VAN MORRISON CONCERT
FERNANDO MARTÍN
Ver un concierto de Van Morrison es como adentrarse en Tiffany's. Es pasar, sin solución de continuidad, de la grisura de la calle a un mundo de belleza y lujo, con actitud de arrobada admiración y dispuesto uno a dejarse llevar por el engarce de unas joyas que al profano pueden parecerle siempre iguales, pero que siempre son distintas. Morrison no ha ofrecido grandes sorpresas, pero sí una hora y media de enorme calidad musical, en la que brilló su privilegiada garganta junto al virtuosismo de dos de los músicos que le acompañaban: la intérprete de steel guitar Sarah Jory y el violinista Tony Fitzgibbon.
VAN MORRISON
Van Morrison (voz, saxo, piano y armónica), Crawford Bell (coros, trompeta y guitarra acústica), Karen Hamill y Katie Kissoon (coros), Neal Wilkinson (batería), Ned John Edwards (guitarras y voz), Paul Moore (bajo), Paul Moran (piano y órgano), Sarah Jory (steel guitar y dobro), Tony Fitzgibbon (violín y mandolina) y Robbie Ruggiero (percusión). Palacio de Deportes. 45, 60 y 75 euros. Madrid, sábado 27 de octubre.
Con el público aglomerado en colas en la calle y aún entrando al recinto deportivo, atacó Van Morrison a la hora en punto un delicado This love of mine que iba a marcar la pauta de la actuación. Con la siguiente, I once was my life, se pudo degustar la sutil combinación entre el violín y la trompeta del corista Crawford Bell, otro virtuoso que pasaba desapercibido como corista. En la siguiente canción, Magic time, el siempre huraño Van cogió su pequeño saxofón y dibujó diabluras armónicas de raíz negra.
Sin estirar demasiado los desarrollos instrumentales, ni hacer concesiones de simpatía o acercamiento al público, Morrison abordó el swing lento de Don't worry about a thing, para montarse después en el country leve de In the midnight.
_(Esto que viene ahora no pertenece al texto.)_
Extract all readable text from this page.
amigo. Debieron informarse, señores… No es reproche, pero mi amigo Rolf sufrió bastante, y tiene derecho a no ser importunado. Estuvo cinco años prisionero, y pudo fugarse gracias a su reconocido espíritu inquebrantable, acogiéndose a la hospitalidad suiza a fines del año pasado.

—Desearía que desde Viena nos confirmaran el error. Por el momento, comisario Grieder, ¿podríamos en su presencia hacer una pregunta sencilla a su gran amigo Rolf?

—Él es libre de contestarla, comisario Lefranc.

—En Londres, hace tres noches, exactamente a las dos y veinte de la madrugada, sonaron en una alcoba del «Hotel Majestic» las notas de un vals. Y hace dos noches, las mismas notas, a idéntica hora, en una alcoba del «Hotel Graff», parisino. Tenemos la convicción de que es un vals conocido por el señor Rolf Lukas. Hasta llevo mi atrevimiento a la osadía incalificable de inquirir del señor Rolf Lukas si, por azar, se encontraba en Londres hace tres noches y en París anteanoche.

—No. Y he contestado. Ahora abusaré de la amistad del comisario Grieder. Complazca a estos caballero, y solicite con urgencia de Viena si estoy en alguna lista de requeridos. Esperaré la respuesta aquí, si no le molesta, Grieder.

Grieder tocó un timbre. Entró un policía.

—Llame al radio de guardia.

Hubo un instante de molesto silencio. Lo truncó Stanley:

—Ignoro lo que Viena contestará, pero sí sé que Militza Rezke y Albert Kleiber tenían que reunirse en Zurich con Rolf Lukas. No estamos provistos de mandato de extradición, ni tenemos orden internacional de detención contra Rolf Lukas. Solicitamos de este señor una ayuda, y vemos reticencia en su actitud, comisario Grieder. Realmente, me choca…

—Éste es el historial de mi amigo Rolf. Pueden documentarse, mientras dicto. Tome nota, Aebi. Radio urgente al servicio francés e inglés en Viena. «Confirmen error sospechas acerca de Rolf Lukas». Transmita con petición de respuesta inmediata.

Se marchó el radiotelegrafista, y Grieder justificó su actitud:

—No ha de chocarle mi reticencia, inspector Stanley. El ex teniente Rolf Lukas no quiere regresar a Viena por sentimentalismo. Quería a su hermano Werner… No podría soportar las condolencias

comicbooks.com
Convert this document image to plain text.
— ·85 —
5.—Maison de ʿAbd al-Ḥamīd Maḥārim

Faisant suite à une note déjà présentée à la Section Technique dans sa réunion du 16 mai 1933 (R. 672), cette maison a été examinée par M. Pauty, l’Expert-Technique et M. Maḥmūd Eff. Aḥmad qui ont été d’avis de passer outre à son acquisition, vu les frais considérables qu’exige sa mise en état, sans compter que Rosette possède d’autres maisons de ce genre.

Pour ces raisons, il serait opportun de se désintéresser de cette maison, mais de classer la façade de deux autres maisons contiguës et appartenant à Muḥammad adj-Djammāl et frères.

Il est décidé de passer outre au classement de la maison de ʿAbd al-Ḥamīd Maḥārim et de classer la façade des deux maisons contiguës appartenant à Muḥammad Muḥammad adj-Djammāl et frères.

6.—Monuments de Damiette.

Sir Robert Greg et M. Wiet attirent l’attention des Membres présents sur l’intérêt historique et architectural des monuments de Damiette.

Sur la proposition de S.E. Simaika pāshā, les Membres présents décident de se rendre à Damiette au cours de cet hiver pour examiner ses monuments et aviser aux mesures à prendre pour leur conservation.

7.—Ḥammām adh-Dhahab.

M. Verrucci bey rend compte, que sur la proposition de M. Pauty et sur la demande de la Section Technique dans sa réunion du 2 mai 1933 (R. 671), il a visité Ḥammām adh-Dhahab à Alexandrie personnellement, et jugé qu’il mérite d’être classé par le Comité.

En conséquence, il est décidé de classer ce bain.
A esas tempranas alturas de concierto, el cantante tenía ya metido en el bolsillo a un público tan fiel como entendido; tan degustador de la genialidad de su ídolo, como acostumbrado a sus malas caras y desplantes. Precedido de la magia de Fire in the belly, llegó uno de los momentos más hermosos de la noche con Bright side of the road, y algún iluso manifestó que igual Van Morrison iba a conceder un manojo de grandes éxitos a su audiencia. Pero la ilusión se terminó en cuanto el maestro resolvió Moondance y When the leaves come down. Con Cleaning windows, en cuya mitad insertó una cuña de rock and roll al cantar al final el estribillo del Be-bop-a-lula de Carl Perkins, el maestro fue preparando al respetable para la traca final, una variada selección de temas y estilos en los que destacaron Playhouse, con suculento diálogo entre slide y mandolina incluidos; un St. James preñado de gospel y con bronca a sus músicos añadida, y, para terminar y en clave celta, Star of county down, con el que enfiló hacia el camerino. Finalmente volvió a salir para, con la presencia de pie del público ante él y bailando, poner el punto final con Brown eyed girl. Ése fue el fin de la velada en esa joyería musical que regenta Van Morrison.